Porque desde el informe del “Club de Roma”, en 1972, sobre los límites del crecimiento, se sabe que, si incluso las leyes mismas del capital no fueran en contravía, no sería posible, por razones físicas, la igualación por lo alto del derroche actual de los poderosos que se encubre con el mote de consumo elevado. El agotamiento del espacio y la naturaleza les pone una piedra de toque a los valores que nos hemos dejado imponer. Por eso, debemos sintonizarnos con afirmaciones como las del Manifiesto de la Red por el Posdesarrollo, cuyos cuestionamientos son radicales: “Más allá de los mitos que la fundan, la idea de desarrollo está totalmente desprovista de sentido, y las prácticas a las que está ligada son rigurosamente imposibles por impensables y prohibidas”.
Que Cuba haya sido excluida de la medición es por lo menos curioso, ya que venía haciendo parte de los países clasificados. ¿Tendrá eso que ver con la inclusión de los nuevos índices? El ajuste por desigualdad, el Índice de Desigualdad de Género y el Índice de Pobreza Multidimensional, ¿acaso disparaban a la isla a puestos muy elevados que cuestionaban la clasificación? Ese país caribeño siempre representó un problema, pues sus altos índices de escolaridad y de salud no se correspondían con el tamaño de su PIB per cápita. Y ese no es un buen ejemplo para las instituciones que recetan crecimiento como precondición de la calidad de vida. La explicación de que el PIB cubano no era ajustable a la Paridad del Poder de Compra, que se esgrimió como razón para marginar a la isla, parece más una excusa, a la que tampoco han aludido los grandes medios de comunicación, y deja inquietud sobre cuáles hubieran sido los resultados para Cuba. Pero, sea como fuere, lo cierto es que ese es un buen ejemplo de que con poco se puede hacer mucho.

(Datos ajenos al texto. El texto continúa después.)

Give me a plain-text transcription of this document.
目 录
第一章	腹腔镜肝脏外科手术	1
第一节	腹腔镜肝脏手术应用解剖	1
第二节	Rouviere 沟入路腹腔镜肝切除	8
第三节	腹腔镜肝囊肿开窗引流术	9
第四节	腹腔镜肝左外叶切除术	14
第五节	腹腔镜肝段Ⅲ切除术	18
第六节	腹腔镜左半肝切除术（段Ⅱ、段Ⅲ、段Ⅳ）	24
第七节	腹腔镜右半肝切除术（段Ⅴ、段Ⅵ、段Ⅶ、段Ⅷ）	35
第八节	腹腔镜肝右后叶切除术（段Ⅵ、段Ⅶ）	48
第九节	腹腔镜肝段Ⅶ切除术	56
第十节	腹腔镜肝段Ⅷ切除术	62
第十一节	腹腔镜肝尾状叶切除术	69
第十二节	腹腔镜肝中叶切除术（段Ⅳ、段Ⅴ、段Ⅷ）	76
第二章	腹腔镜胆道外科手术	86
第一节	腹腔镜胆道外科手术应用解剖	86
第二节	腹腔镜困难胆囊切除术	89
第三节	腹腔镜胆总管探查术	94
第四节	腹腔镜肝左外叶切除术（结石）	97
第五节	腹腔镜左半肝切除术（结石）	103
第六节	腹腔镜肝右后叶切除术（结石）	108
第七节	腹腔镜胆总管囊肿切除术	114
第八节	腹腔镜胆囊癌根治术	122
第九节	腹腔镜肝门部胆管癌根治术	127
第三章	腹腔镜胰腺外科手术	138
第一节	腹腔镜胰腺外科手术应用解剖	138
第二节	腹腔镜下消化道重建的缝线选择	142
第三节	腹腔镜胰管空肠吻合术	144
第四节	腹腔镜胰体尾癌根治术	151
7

La izquierda está en mora de introducir en su arsenal teórico, de modo estructural, el cuello de botella que significa para el capital la creencia en un crecimiento ilimitado. Ningún sistema se expande indefinidamente, y menos sin que esa expansión signifique su desgarramiento. ¿No es, entonces, hora de construir futuro desmontando discursos falaces como el del desarrollo?